Berlin envisage de bloquer jusqu’en 2030 les prix de l’électricité pour les industries les plus énergivores frappées par la hausse des coûts, en subventionnant leurs dépenses, selon un projet dévoilé vendredi mais qui est loin de faire l’unanimité.
Ce bouclier tarifaire doit bloquer « à 6 centimes par kWh » près de « 80% de l’électricité » des entreprises « les plus intensives en énergie, évoluant à l’international », selon un document de travail du ministère de l’Economie et du Climat. Ce dispositif vise à « préserver la compétitivité » de secteurs cruciaux pour la première économie européenne, comme la chimie, le papier, le verre, l’acier, menacés de délocalisation en raison de la hausse des prix de l’énergie, selon le ministère. « Les prix de l’électricité baissent, mais ils resteront dans les prochaines années le double ou le triple de leur niveau d’avant la guerre en Ukraine », a justifié le ministre écologiste de l’Economie Robert Habeck face à la presse.
L’Allemagne est d’autant plus touchée par la hausse des prix de l’énergie dans le sillage de la guerre en Ukraine qu’une partie de son modèle économique reposait sur des livraisons de gaz russe bon marché qui ont pris fin avec le conflit. Le gouvernement d’Olaf Scholz a mis en place l’an dernier un bouclier tarifaire sur les prix de l’énergie pour les particuliers et les entreprises censé s’appliquer jusqu’à mi 2024. Ce « bazooka » énergétique de 200 milliards d’euros lui avait valu des critiques de certains partenaires européens déplorant une concurrence déloyale.

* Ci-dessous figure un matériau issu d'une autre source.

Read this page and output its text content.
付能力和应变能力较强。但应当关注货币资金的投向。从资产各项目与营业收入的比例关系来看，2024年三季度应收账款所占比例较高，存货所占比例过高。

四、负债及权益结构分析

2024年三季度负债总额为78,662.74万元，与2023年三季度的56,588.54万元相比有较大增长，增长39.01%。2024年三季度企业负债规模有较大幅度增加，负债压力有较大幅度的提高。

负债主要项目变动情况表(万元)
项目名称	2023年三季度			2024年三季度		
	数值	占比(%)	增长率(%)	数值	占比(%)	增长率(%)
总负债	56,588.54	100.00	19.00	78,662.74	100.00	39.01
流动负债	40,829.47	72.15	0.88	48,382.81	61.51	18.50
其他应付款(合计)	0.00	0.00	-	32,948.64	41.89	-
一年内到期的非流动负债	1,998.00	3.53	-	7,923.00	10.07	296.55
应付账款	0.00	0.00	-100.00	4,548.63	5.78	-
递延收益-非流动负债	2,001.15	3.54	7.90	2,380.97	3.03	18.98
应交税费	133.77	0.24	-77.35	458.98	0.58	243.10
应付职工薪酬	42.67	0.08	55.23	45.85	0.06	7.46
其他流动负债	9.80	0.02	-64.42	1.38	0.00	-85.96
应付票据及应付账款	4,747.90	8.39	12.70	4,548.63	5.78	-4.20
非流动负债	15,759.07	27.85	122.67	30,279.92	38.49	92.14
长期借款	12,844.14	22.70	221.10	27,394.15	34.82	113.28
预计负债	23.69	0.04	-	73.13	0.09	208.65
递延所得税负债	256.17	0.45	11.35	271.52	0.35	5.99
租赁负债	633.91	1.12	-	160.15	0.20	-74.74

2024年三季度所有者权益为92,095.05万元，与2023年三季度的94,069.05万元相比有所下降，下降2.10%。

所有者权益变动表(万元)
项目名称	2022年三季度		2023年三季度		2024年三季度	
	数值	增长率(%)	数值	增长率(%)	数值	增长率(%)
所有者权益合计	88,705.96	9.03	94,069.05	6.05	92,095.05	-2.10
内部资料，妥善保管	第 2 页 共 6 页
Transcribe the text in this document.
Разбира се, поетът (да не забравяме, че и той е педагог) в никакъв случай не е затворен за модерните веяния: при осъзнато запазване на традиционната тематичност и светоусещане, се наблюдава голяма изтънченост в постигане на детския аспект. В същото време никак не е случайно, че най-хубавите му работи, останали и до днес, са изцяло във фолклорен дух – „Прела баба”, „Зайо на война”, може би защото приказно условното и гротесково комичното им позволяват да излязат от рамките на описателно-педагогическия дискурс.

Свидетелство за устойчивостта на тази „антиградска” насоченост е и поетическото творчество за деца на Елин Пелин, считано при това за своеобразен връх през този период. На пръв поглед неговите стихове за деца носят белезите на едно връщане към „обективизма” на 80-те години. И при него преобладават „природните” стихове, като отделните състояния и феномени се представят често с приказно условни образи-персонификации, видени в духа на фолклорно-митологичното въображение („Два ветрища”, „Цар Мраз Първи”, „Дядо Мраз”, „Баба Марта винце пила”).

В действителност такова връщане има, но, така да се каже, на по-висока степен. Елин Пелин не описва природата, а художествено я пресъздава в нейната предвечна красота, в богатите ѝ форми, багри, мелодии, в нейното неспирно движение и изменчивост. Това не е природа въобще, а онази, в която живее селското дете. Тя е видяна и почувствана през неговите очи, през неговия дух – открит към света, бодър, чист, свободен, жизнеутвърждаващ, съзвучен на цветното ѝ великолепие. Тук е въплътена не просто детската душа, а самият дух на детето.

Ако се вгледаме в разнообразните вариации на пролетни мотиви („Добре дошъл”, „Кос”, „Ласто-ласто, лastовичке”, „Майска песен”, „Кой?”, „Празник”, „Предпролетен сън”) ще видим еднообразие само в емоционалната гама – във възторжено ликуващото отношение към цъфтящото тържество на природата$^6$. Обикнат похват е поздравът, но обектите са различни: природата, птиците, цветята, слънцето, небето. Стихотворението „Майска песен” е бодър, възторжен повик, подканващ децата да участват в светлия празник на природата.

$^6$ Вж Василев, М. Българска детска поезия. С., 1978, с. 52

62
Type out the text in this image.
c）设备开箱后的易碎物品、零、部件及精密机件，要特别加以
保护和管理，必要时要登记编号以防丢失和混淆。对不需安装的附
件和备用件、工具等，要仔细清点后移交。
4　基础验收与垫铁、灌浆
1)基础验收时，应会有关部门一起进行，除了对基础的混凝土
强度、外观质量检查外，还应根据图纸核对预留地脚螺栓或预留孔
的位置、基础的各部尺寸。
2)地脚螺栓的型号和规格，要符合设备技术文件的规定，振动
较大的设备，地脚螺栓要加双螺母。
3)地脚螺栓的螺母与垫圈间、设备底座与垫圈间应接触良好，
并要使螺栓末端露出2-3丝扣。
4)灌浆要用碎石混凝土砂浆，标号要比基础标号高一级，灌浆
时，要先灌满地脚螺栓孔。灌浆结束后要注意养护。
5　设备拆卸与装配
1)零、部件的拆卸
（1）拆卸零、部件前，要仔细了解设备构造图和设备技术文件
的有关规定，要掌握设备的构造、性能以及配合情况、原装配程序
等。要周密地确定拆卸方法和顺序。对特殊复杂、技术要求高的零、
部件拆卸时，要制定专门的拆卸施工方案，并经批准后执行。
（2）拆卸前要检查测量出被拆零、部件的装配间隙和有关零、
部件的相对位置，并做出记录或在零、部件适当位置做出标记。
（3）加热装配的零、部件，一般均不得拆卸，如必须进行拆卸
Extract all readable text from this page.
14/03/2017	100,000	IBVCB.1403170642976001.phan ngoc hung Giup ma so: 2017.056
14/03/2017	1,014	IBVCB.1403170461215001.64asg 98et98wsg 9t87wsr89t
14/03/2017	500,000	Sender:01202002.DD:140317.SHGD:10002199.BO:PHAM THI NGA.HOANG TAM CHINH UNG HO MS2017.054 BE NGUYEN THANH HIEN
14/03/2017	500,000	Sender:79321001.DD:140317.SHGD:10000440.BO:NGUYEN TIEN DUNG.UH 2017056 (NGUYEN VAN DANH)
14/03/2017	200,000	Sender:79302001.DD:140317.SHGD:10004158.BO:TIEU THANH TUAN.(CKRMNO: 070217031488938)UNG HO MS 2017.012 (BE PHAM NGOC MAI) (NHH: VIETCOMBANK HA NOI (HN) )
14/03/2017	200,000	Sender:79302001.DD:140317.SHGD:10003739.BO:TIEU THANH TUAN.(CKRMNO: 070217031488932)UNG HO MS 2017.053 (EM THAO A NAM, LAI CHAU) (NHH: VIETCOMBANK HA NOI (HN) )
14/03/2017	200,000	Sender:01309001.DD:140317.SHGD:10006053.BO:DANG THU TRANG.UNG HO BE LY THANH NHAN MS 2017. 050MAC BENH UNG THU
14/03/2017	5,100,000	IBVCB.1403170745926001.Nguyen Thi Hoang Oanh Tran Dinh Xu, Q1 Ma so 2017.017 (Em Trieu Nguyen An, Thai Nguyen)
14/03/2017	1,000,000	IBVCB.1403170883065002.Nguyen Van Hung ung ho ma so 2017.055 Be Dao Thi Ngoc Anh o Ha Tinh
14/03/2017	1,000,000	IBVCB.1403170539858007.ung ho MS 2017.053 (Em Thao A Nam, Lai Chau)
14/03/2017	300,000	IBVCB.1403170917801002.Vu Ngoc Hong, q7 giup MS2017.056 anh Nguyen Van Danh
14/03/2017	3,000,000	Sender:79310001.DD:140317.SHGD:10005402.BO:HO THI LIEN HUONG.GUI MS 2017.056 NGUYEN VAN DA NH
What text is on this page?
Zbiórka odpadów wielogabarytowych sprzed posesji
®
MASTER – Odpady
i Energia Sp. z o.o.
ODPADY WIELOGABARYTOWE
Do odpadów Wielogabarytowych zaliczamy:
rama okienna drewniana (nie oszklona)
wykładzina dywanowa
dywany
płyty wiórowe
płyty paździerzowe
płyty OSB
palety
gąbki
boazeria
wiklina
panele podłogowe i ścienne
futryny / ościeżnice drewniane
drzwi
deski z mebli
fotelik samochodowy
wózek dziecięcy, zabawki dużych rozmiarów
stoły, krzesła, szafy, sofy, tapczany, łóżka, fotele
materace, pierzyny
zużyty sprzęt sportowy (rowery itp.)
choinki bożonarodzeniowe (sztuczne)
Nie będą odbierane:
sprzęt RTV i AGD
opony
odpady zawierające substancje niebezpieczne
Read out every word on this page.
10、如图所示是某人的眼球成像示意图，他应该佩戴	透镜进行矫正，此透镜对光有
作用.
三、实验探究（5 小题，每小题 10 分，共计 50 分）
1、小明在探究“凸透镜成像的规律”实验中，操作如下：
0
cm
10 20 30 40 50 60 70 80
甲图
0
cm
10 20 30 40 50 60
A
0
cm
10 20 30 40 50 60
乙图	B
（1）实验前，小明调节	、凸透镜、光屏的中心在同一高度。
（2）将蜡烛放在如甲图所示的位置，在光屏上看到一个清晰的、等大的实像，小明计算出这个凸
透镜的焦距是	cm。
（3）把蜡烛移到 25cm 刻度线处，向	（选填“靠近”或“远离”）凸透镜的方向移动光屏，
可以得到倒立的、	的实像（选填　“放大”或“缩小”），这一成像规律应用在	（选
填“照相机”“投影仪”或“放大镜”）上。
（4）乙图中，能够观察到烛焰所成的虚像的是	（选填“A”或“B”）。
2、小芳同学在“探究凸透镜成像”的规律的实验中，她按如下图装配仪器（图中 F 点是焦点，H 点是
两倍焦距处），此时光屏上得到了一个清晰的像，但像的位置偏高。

Le nouveau dispositif doit offrir aux secteurs industriels les plus menacés une période de stabilité au moment où la transition énergétique exige d’eux des investissements massifs pour décarboner leur activité, a défendu M. Habeck. Son projet fait déjà l’objet de critiques au sein même du gouvernement. Le ministre libéral des Finances Christian Lindner a estimé cette semaine que l’idée n’était « pas intelligente » et s’est inquiété de « subventions très onéreuses ». « L’économie ne devait pas se reposer dans la durée sur des subventions », a de son côté déclaré le chancelier Olaf Scholz, social-démocrate.
L’ensemble du dispositif devrait coûter entre « 25 et 30 milliards d’euros », selon les calculs du ministère de l’Economie, qui propose de piocher dans le fonds de 200 milliards d’euros débloqué l’an dernier. L’actuel bouclier tarifaire bloque à 13 centimes les prix de l’électricité pour les entreprises, soit deux fois plus que le projet envisagé par le ministère. Le prix de l’électricité pour les clients non résidentiels s’est établi en moyenne à 18 centimes par kWh sans taxe au second semestre 2022, contre moins de 10 centimes avant 2021, selon l’agence de statistique Destatis.